Selva,
Can you try setting this property("hoodie.combine.before.upsert") to
false. By default this is set to true and hence you see the error.
Wrt your question on key values,
if non-partitioned dataset (global index) : records having same record
key will be combined if precombine is enabled.
for partitioned data set( non global index) : records having same HoodieKey
will be combined if precombine is enabled.

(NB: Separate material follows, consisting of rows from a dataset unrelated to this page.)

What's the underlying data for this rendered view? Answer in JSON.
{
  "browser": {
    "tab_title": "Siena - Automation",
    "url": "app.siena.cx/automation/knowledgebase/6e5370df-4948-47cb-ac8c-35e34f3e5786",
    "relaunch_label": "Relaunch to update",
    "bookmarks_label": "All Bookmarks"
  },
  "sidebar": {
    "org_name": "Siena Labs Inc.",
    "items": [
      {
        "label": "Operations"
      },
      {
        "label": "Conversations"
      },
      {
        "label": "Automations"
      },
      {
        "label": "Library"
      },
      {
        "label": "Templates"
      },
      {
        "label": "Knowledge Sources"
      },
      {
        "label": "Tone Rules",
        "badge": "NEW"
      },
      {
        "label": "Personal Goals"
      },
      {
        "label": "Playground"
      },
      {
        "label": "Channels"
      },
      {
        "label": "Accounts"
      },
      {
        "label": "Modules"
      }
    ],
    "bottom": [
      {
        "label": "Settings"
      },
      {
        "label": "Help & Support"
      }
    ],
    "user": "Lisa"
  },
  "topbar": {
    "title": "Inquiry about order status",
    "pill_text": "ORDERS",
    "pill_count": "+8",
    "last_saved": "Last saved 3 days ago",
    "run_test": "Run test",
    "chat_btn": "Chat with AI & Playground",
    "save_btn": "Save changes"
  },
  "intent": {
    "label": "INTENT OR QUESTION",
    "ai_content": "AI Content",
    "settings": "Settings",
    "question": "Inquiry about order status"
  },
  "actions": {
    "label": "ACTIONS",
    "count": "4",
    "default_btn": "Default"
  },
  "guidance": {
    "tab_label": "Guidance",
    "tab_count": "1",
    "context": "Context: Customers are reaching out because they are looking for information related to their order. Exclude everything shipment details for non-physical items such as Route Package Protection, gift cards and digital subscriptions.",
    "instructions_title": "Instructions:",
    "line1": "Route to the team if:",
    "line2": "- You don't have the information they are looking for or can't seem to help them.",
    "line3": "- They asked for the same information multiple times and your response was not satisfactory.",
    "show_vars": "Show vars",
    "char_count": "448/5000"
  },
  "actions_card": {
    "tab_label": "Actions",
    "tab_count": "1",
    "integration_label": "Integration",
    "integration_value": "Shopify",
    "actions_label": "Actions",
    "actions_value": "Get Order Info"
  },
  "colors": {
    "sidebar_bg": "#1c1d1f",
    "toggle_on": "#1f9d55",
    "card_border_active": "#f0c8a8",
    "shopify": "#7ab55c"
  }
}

On Sat, May 16, 2020 at 5:37 PM selvaraj periyasamy <
[email protected]> wrote:
> Team,
>
>
>
> Regarding PRECOMBINE_FIELD_OPT_KEY, I see the below description in the
> documentation.
>
>
>
> PRECOMBINE_FIELD_OPT_KEY
>
> Property: hoodie.datasource.write.precombine.field, Default: ts
> Field used in preCombining before actual write. When two records have the
> same key value, we will pick the one with the largest value for the
> precombine field, determined by Object.compareTo(..)
>
>
>
> It says same key values. What does key value denote here ? Is it a record
> key? I have to process small batch record frequently , which could have
> the records for same record key. Say example
>
>
>
> *Batch 1:*
>
>
>
> *Request_id | Operation_name | field 1. | field 2 |
> transaction_timestamp*
>
> 123 | I | Value 0 | value 0 |
> Fri May 15 20:23:26 GMT 2020
>
>
>
>
>
> *Batch 2 :*
>
>
>
> *Request_id | Operation_name | field 1. | field 2 |
> transaction_timestamp*
>
> 123 | U | Value 1 | value 0 |
> Fri May 15 20:23:26 GMT 2020
>
> *Request_id | Operation_name | field 1. | field 2 |
> transaction_timestamp*
>
> 123 | U | Value 0 | value 2 |
> Fri May 15 20:23:26 GMT 2020
>
>
>
> Here Batch 1 got processed and then after 10 min, I need to process Batch
> 2 using Hudi.Basicaclly I don’t want to do PRECOMBINE_FIELD_OPT_KEY
> operation and logcailly handles batch 2 updates. Because my batch 2 will
> have 2 updates and I need to logically combine them and upsert HDFS.
>
>
>
> PRECOMBINE_FIELD_OPT_KEY seems to be mandateone and it throws error, if I
> don’t have ts column in my table and also don't want Hudi to do
> precombine as it could eliminate some of my genuine records. What is
> your suggestion on handling this scenario?
>
>
>
> Thanks,
>
> Selva
>
--
Regards,
-Sivabalan